Etudiants Du Sénégal, Pourriez-vous Réclamer Vos Droits Sans Violence ?

«Foo fekk nit kuy yàq, lamuy yàq moomuko ! Bu fekkee ni moo ko moom, kon ab dof la !»

J’ai vu avec une grande tristesse l’ampleur des dégâts à l’Université Gaston Berger de Saint-Louis (Ugb), suite aux terribles évènements du 15 mai 2018. Je n’ai jamais été étudiant dans une université sénégalaise. Seul mon fils aîné a fréquenté l’Ucad. Il est devenu professeur de philosophie à l’Université de Montréal. A l’époque, je lui interdisais formellement de participer à des manifestations estudiantines violentes… En effet, toute confrontation entre des éléments armés au nom de la loi et des citoyens désarmés ou mal armés se termine souvent par la fuite ou la mort dans les rangs de ceux qui sont désarmés ou mal armés. Voilà pourquoi il me plaît de souvent rappeler cette pertinente citation que le vénérable Cheikh Ahmadou Bamba (Rta) nous a léguée : (Dem xare daw, walla dem xare dee, fooko fekk ndam amu fa). «Aller à la guerre et prendre la fuite ou y perdre la vie ne sont pas signes de victoire.» Voilà pourquoi Serigne Touba a toujours pardonné à ses tortionnaires colonisateurs. Il n’a jamais prôné la violence.
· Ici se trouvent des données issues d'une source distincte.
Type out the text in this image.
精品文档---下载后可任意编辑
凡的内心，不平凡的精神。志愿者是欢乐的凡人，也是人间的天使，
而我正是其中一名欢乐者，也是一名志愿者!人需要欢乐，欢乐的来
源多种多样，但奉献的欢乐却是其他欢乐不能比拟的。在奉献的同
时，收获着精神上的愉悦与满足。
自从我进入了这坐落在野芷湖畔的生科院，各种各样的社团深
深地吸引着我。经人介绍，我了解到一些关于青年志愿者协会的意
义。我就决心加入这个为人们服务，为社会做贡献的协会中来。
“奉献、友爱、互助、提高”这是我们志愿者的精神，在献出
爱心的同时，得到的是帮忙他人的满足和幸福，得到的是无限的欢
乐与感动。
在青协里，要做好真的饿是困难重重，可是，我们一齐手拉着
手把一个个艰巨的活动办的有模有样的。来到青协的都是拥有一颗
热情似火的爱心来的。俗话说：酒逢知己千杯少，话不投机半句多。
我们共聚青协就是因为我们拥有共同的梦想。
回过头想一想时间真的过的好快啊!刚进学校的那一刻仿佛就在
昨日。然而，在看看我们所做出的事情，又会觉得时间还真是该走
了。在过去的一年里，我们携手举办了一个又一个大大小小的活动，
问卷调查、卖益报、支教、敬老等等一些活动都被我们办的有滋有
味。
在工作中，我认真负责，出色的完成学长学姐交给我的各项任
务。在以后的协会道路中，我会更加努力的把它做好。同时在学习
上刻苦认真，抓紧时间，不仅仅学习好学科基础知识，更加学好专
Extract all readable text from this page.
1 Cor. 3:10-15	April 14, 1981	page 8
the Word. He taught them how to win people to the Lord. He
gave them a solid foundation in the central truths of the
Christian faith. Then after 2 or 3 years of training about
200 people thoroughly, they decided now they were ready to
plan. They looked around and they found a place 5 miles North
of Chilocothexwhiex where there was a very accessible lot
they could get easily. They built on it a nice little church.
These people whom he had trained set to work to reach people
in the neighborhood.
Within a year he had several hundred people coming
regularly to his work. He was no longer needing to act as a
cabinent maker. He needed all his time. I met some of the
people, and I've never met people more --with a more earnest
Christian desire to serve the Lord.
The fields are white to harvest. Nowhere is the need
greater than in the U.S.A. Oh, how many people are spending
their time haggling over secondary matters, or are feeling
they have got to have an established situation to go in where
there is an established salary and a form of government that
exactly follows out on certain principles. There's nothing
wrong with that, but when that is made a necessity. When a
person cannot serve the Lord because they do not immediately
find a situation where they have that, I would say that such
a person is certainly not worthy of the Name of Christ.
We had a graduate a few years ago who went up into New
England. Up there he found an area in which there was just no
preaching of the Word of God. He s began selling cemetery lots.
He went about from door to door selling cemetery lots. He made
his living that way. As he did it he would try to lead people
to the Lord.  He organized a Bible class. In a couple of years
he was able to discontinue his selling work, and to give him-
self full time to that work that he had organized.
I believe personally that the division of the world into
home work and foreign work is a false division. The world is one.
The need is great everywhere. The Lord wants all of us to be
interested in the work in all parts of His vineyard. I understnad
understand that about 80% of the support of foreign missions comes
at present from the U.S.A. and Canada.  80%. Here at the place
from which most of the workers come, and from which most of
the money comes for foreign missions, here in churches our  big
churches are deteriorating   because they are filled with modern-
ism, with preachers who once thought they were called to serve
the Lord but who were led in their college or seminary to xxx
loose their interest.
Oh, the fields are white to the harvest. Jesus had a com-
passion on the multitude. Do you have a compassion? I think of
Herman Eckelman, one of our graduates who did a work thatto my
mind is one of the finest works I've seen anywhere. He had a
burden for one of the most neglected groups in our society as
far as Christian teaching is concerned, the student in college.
Il n’a jamais demandé à quiconque de le venger.

J’ai été horrifié par la violence de la contestation estudiantine qui a eu lieu le 15 mai 2018 et qui a mis à feu et à sang Saint-Louis du Sénégal, ville de paix, de teraanga et d’élégance dans le langage et dans le comportement quotidien. Cette belle ville n’a jamais connu une manifestation estudiantine d’une telle ampleur et d’une telle barbarie avec un mort, tant de blessés et de dégâts matériels. En ma qualité de natif de la ville, je peux affirmer que la mort de l’étudiant Fallou Sène a profondément affecté les Saint-louisiens. En effet, depuis la création du lycée Faidherbe, premier lycée créé par la France hors de son propre territoire en 1884, les élèves ont toujours manifesté à Saint-Louis, mais jamais ils n’ont versé dans la violence aveugle et insensée, au point de perdre un des leurs dans une bataille fratricide, comme ce fut le cas le 15 mai 2018.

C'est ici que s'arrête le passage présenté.